My work has mostly involved painting and drawing, and out of these the wallpaper works have evolved. The wallpapers are a way of making a lot of images culminating in one very large work without taking up too much space and without a lot of material. The wallpaper works are temporary and after the exhibition they are destroyed, as the pasted drawings are peeled off the wall, it is a bit sad to see them go, but that’s what makes them spontaneous and exciting.

I think of this wallpaper as a storage system for all the art that I would like to make, or want to look at, or that has stuck in my mind. I always feel like there is never enough, and I have to make just a few more. It’s the drive that makes an artist keep on producing.

The latest wallpaper, compared to the earlier ones, has become more dense. The walls are getting bigger and the amount of material is more layered, also, the references are a bit more specific. Earlier wallpapers had more imaginary imagery, and the latest ones have more references to other artworks and studied images.

Recurring themes are art historical genres and the history of representation, as well as the way that we accumulate images, gestures and styles to tell our stories in a culture already saturated with images.
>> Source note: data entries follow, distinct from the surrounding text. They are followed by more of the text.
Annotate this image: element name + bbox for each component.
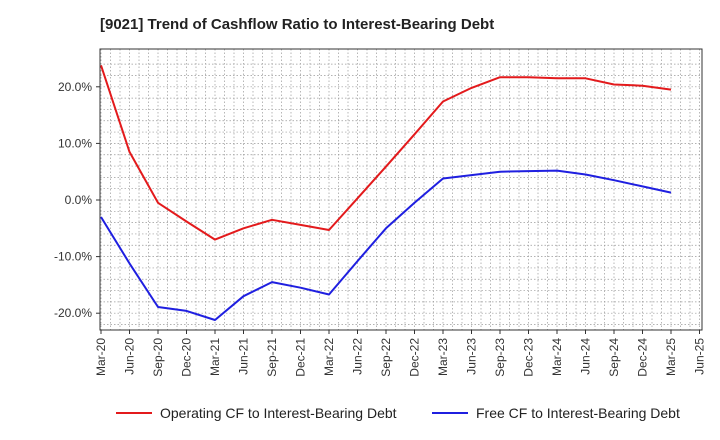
x-tick-label: Mar-24 [550, 338, 564, 376]
x-tick-label: Sep-22 [379, 338, 393, 377]
x-tick-labels: Mar-20 Jun-20 Sep-20 Dec-20 Mar-21 Jun-21 Sep-… [94, 330, 707, 377]
x-tick-label: Jun-24 [579, 338, 593, 375]
legend-item-operating-cf: Operating CF to Interest-Bearing Debt [116, 405, 397, 421]
x-tick-label: Jun-25 [693, 338, 707, 375]
x-tick-label: Dec-20 [180, 338, 194, 377]
y-tick-label: 20.0% [58, 80, 92, 94]
y-tick-label: 0.0% [65, 193, 93, 207]
x-tick-label: Dec-23 [522, 338, 536, 377]
legend-swatch-free-cf [432, 412, 468, 414]
x-tick-label: Sep-24 [607, 338, 621, 377]
x-tick-label: Sep-21 [265, 338, 279, 377]
x-tick-label: Mar-23 [436, 338, 450, 376]
x-tick-label: Dec-22 [408, 338, 422, 377]
x-tick-label: Sep-23 [493, 338, 507, 377]
chart-title: [9021] Trend of Cashflow Ratio to Intere… [100, 16, 495, 33]
x-tick-label: Jun-21 [237, 338, 251, 375]
x-tick-label: Mar-25 [664, 338, 678, 376]
legend-swatch-operating-cf [116, 412, 152, 414]
legend-item-free-cf: Free CF to Interest-Bearing Debt [432, 405, 680, 421]
legend-label-free-cf: Free CF to Interest-Bearing Debt [476, 405, 680, 421]
x-tick-label: Mar-20 [94, 338, 108, 376]
x-tick-label: Dec-24 [636, 338, 650, 377]
x-tick-label: Jun-23 [465, 338, 479, 375]
x-tick-label: Jun-20 [123, 338, 137, 375]
series-line-operating-cf [100, 64, 672, 241]
legend-label-operating-cf: Operating CF to Interest-Bearing Debt [160, 405, 397, 421]
x-tick-label: Mar-22 [322, 338, 336, 376]
x-tick-label: Dec-21 [294, 338, 308, 377]
y-tick-label: -10.0% [54, 250, 92, 264]
legend: Operating CF to Interest-Bearing Debt Fr… [0, 405, 720, 425]
plot-frame [99, 48, 703, 331]
x-tick-label: Jun-22 [351, 338, 365, 375]
x-tick-label: Sep-20 [151, 338, 165, 377]
grid-lines [100, 49, 702, 330]
series-lines [100, 64, 672, 321]
series-line-free-cf [100, 169, 672, 321]
axes [99, 48, 703, 331]
y-tick-label: -20.0% [54, 306, 92, 320]
y-tick-labels: 20.0% 10.0% 0.0% -10.0% -20.0% [54, 80, 100, 320]
x-tick-label: Mar-21 [208, 338, 222, 376]
y-tick-label: 10.0% [58, 136, 92, 150]
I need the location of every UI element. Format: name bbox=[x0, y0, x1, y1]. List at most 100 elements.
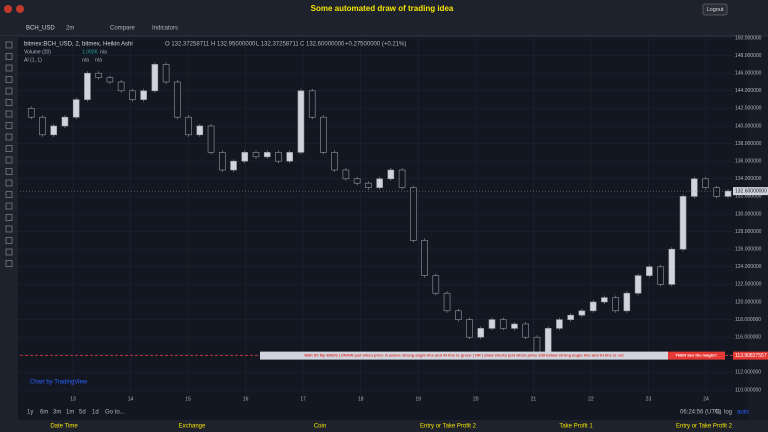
tool-icon[interactable] bbox=[5, 64, 13, 72]
candle bbox=[218, 152, 226, 171]
legend-low: L 132.37258711 bbox=[256, 42, 299, 48]
log[interactable]: log bbox=[724, 410, 732, 416]
candle bbox=[117, 81, 125, 92]
price-tag-label: 132.60000000 bbox=[735, 188, 767, 194]
tool-icon[interactable] bbox=[5, 168, 13, 175]
tool-icon[interactable] bbox=[5, 179, 13, 187]
volume-name: Volume (20) bbox=[24, 49, 51, 55]
candle bbox=[241, 152, 249, 162]
candle bbox=[275, 152, 282, 162]
tool-icon[interactable] bbox=[5, 225, 13, 233]
y-tick-label: 146.000000 bbox=[735, 71, 762, 77]
banner bbox=[260, 351, 668, 360]
candle bbox=[421, 240, 428, 276]
tool-icon[interactable] bbox=[5, 87, 13, 95]
tool-icon[interactable] bbox=[5, 122, 13, 129]
tool-icon[interactable] bbox=[5, 214, 13, 221]
footer-label: Take Profit 1 bbox=[559, 424, 593, 430]
candle bbox=[61, 116, 69, 127]
range-button[interactable]: 3m bbox=[53, 410, 61, 416]
footer-items: Date Time Exchange Coin Entry or Take Profi… bbox=[50, 424, 732, 430]
candle bbox=[140, 90, 147, 100]
tool-icon[interactable] bbox=[5, 76, 13, 83]
y-tick-label: 134.000000 bbox=[735, 176, 762, 182]
tool-icon[interactable] bbox=[5, 202, 13, 210]
range-button[interactable]: 1m bbox=[66, 410, 74, 416]
volume-na: n/a bbox=[100, 49, 107, 55]
x-tick-label: 15 bbox=[185, 396, 191, 402]
tool-icon[interactable] bbox=[5, 41, 13, 49]
candle bbox=[657, 266, 664, 285]
candle bbox=[185, 116, 192, 136]
range-button[interactable]: Go to... bbox=[105, 410, 125, 416]
x-tick-label: 23 bbox=[646, 396, 652, 402]
candle bbox=[331, 152, 338, 171]
y-tick-label: 144.000000 bbox=[735, 88, 762, 94]
candle bbox=[724, 190, 732, 197]
footer bbox=[0, 420, 768, 432]
tool-icon[interactable] bbox=[5, 53, 13, 60]
candle bbox=[308, 90, 316, 118]
candle bbox=[522, 323, 530, 338]
y-tick-label: 150.000000 bbox=[735, 35, 762, 41]
left-icons bbox=[5, 41, 13, 267]
candle bbox=[432, 275, 440, 294]
candle bbox=[634, 275, 642, 294]
y-tick-label: 140.000000 bbox=[735, 123, 762, 129]
y-tick-label: 124.000000 bbox=[735, 264, 762, 270]
logout-label[interactable]: Logout bbox=[707, 7, 724, 13]
candle bbox=[612, 297, 619, 312]
bottom-bar bbox=[18, 405, 748, 420]
y-tick-label: 148.000000 bbox=[735, 53, 762, 59]
y-tick-label: 142.000000 bbox=[735, 106, 762, 112]
candle bbox=[702, 178, 709, 188]
candle bbox=[84, 72, 91, 100]
candle bbox=[544, 328, 552, 356]
logout-button[interactable] bbox=[702, 3, 728, 16]
tool-icon[interactable] bbox=[5, 260, 13, 267]
x-tick-label: 14 bbox=[128, 396, 134, 402]
candle bbox=[72, 99, 80, 118]
y-tick-label: 132.000000 bbox=[735, 194, 762, 200]
candle bbox=[410, 187, 417, 241]
range-button[interactable]: 6m bbox=[40, 410, 48, 416]
candle bbox=[297, 90, 305, 153]
tool-icon[interactable] bbox=[5, 191, 13, 198]
symbol[interactable]: BCH_USD bbox=[26, 26, 55, 32]
legend-open: O 132.37258711 bbox=[165, 42, 210, 48]
compare[interactable]: Compare bbox=[110, 26, 135, 32]
tool-icon[interactable] bbox=[5, 145, 13, 152]
top-bar bbox=[0, 0, 768, 19]
tool-icon[interactable] bbox=[5, 156, 13, 164]
footer-label: Coin bbox=[314, 424, 326, 430]
y-tick-label: 128.000000 bbox=[735, 229, 762, 235]
tool-icon[interactable] bbox=[5, 133, 13, 141]
legend-symbol: bitmex:BCH_USD, 2, bitmex, Heikin Ashi bbox=[24, 42, 133, 48]
indicators[interactable]: Indicators bbox=[152, 26, 178, 32]
tool-icon[interactable] bbox=[5, 248, 13, 256]
range-button[interactable]: 1y bbox=[27, 410, 33, 416]
auto[interactable]: auto bbox=[737, 410, 749, 416]
candle bbox=[646, 266, 653, 276]
footer-label: Entry or Take Profit 2 bbox=[676, 424, 733, 430]
interval[interactable]: 2m bbox=[66, 26, 74, 32]
candle bbox=[601, 297, 608, 303]
x-tick-label: 13 bbox=[70, 396, 76, 402]
candle bbox=[39, 116, 46, 136]
tool-icon[interactable] bbox=[5, 237, 13, 244]
candle bbox=[679, 196, 687, 250]
tool-icon[interactable] bbox=[5, 110, 13, 118]
tool-icon[interactable] bbox=[5, 99, 13, 106]
footer-label: Entry or Take Profit 2 bbox=[420, 424, 477, 430]
candle bbox=[50, 125, 58, 136]
candle bbox=[95, 72, 102, 78]
percent[interactable]: % bbox=[715, 410, 721, 416]
range-button[interactable]: 1d bbox=[92, 410, 99, 416]
candle bbox=[454, 310, 462, 320]
range-button[interactable]: 5d bbox=[79, 410, 86, 416]
candle bbox=[320, 116, 327, 153]
x-tick-label: 18 bbox=[358, 396, 364, 402]
candle bbox=[713, 187, 721, 197]
candle bbox=[196, 125, 204, 136]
Things that I’m interested in looking at are paintings of all sorts, but mostly figurative, classical Greek sculptures, reclining nudes, images of women by Dianne Arbus and Cindy Sherman, De Chiricho, ships, Australiana of the 1800’s, Whistler’s mother, buildings etc. Studies of works by the old masters and contemporary artists are found among the doodles with recognisable references, from Renaissance art to abstract paintings, portraits, disasters from the newspaper and all the paintings that were once popular that now stack up under the stairs.

The really good reference images are easy to draw. My jotting is a test of sorts. If it translates well in a quick sketch, then I think that it has got more chance of being an image that stands the test. The quick ink drawings are each an examination of an idea, gesture or composition, intensely scrutinized if for only a minute or two.